Выбрать главу

Странно, что и раненые видят в нем врача, хирурга, ангела-спасителя, бога, кого угодно, но не человека. Так и относятся: спаси, помоги, сделай. Что ты глаза закрыл? Куда ты ушел? Зачем ты пьешь и ешь на ходу? Ты же у конвейера. Тебя же ждут. Ты хирург или кто? Теперь Штукин понял, что и это отношение раненых тоже защитный рефлекс. В самом полном и точном смысле — защитный. Чем быстрее прооперируют — тем больше шансов на спасение. Чем раньше эвакуируют — тем выше процент выздоровления. Чем вернее сделают операцию — тем скорее встанешь на ноги.

Конвейер требовал, вопил, грозился, крыл матом. Шли пневмотораксы, животы, черепа, ампутации. Для ведущего они перестали быть ранеными людьми, а лишь операциями по поводу… Необходимой работой для рук. И в зависимости от характера этой работы руки делали соответствующие движения — резали, зажимали, пилили, шили.

Штукин же мучительно стеснялся этих людей, стыдился своей слабости. Ему было муторно, а им больно. Он был усталым и измотанным и работой, и главным образом борьбой со своей слабостью, а они беспомощны. Они не замечали, да и не хотели замечать, его состояния. Они видели в нем лишь того, кто один мог избавить их от боли, от слабости, от угрозы смерти. Прошедшие через огонь боя, они имели право на внимание и заботу, на работу для них до изнеможения. Это их усилиями наши войска шли вперед. Это их телами и кровью покрывалась дорога освобождения. Так разве после всего этого они не заслужили самого элементарного права — права на жизнь, на спасение?

Штукин крепился. Штукин прилагал огромные усилия, чтобы скрыть от них свою слабость: при случае выходил на свежий воздух, пил горячий чай и однажды, по совету комбата, глотнул спирт из его фляжки. Не помогало. Хорошо еще, что он был в маске и раненые не видели его лица, а капельки пота на лбу были так естественны для работающего человека. Товарищам было не до него, они сами валились от усталости.

«А раненым труднее, а раненым труднее, — внушал себе Штукин. — Я должен потерпеть. Я должен сдержаться. Еще одного, вот этого, закопченного, с пневмотораксом».

Конвейер не думал снижать скорости. Он продолжал тянуть к ним на столы изуродованные, молящие о помощи, стонущие, изрыгающие ругань или притихшие, обессиленные, обескровленные тела.

«Нет, нет, этого невозможно оставить без помощи, — твердил Штукин. — Если не вывести его из шока, он умрет. Дорога каждая минута».

— А кровь еще есть? — спросил Штукин, чувствуя, что и говорит он уже через силу. — У него какая группа?

Кто-то из-за его спины отвечал ему. Кто-то вводил в руку раненого иглу.

«Ну, ну, — подбадривал себя Штукин, — этого под местный. Эфира не будет».

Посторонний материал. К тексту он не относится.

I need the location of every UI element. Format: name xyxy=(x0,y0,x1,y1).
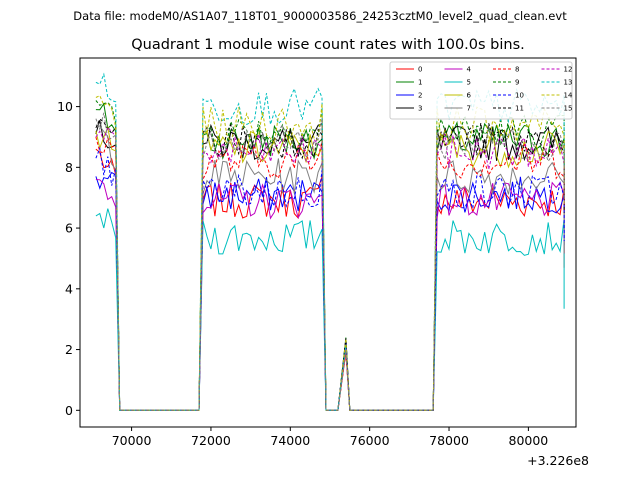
chart-suptitle: Data file: modeM0/AS1A07_118T01_90000035… xyxy=(73,9,567,23)
series-line-5 xyxy=(95,208,565,411)
legend-label-3: 3 xyxy=(418,105,422,113)
y-tick-label: 0 xyxy=(65,403,73,418)
legend-label-13: 13 xyxy=(564,79,573,87)
y-tick-label: 6 xyxy=(65,221,73,236)
x-tick-label: 80000 xyxy=(509,433,549,448)
legend-label-14: 14 xyxy=(564,92,573,100)
series-line-1 xyxy=(95,102,565,411)
y-tick-label: 2 xyxy=(65,342,73,357)
y-axis-ticks: 0 2 4 6 8 10 xyxy=(57,99,80,418)
series-line-3 xyxy=(95,120,565,411)
series-line-8 xyxy=(95,136,565,411)
series-line-11 xyxy=(95,118,565,411)
legend-label-6: 6 xyxy=(467,92,472,100)
chart-title: Quadrant 1 module wise count rates with … xyxy=(131,37,525,53)
legend-label-2: 2 xyxy=(418,92,422,100)
x-tick-label: 70000 xyxy=(112,433,152,448)
x-offset-label: +3.226e8 xyxy=(527,453,589,468)
legend-label-12: 12 xyxy=(564,66,573,74)
x-tick-label: 78000 xyxy=(429,433,469,448)
series-line-9 xyxy=(95,100,565,411)
x-tick-label: 74000 xyxy=(270,433,310,448)
legend-label-7: 7 xyxy=(467,105,471,113)
series-line-7 xyxy=(95,124,565,411)
legend-label-15: 15 xyxy=(564,105,573,113)
axes-frame xyxy=(79,57,577,428)
legend-label-10: 10 xyxy=(515,92,524,100)
series-layer xyxy=(95,72,565,411)
legend-label-11: 11 xyxy=(515,105,524,113)
series-line-12 xyxy=(95,126,565,411)
legend-label-5: 5 xyxy=(467,79,471,87)
series-line-4 xyxy=(95,179,565,411)
legend-label-8: 8 xyxy=(515,66,519,74)
legend-label-0: 0 xyxy=(418,66,422,74)
legend-label-1: 1 xyxy=(418,79,422,87)
y-tick-label: 4 xyxy=(65,281,73,296)
series-line-2 xyxy=(95,171,565,411)
series-line-13 xyxy=(95,72,565,411)
x-tick-label: 72000 xyxy=(191,433,231,448)
legend-label-9: 9 xyxy=(515,79,519,87)
y-tick-label: 10 xyxy=(57,99,73,114)
legend-box xyxy=(389,61,573,120)
y-tick-label: 8 xyxy=(65,160,73,175)
x-axis-ticks: 70000 72000 74000 76000 78000 80000 xyxy=(112,427,549,448)
series-line-15 xyxy=(95,112,565,411)
series-line-6 xyxy=(95,125,565,411)
legend-label-4: 4 xyxy=(467,66,472,74)
x-tick-label: 76000 xyxy=(350,433,390,448)
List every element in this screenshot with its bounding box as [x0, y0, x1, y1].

Но проклятым эфиром был насыщен весь воздух палатки. Казалось, никогда здесь и не было кислорода. Был только эфир, эфир, эфир.

«Он не только в воздухе. Он во мне. Я уже пропитан им на всю жизнь, и он от меня исходит. Я сам каждой своей клеточкой, каждой альвеолой выделяю эфир… Но этого нельзя бросить. От минуты, быть может, от нескольких секунд зависит его жизнь».

У Штукина кружилась голова. К горлу подступая комок, и, как он ни старался проглотить его, комок упорно удерживался, давил и затруднял дыхание.

«Еще чуть-чуть, — твердил Штукин. — Закончу с этим и выскочу на воздух. Еще чуть-чуть…»

— Жгут, — произнесла сестра и назвала время наложения жгута.

Штукин даже и не уловил смысл слов, точно так же, как не заметил, каким образом и когда поменяли раненых. Он покосился и увидел действительно новое лицо — бледное, с синими губами и с круглым родимым пятнышком на правой щеке. Он подумал, что это грязь, и хотел сделать сестре замечание за то, что она не обтерла раненого. Но у него не было сил на разговоры. Язык больше не слушался его. А комок все подпирал и подпирал, затрудняя дыхание.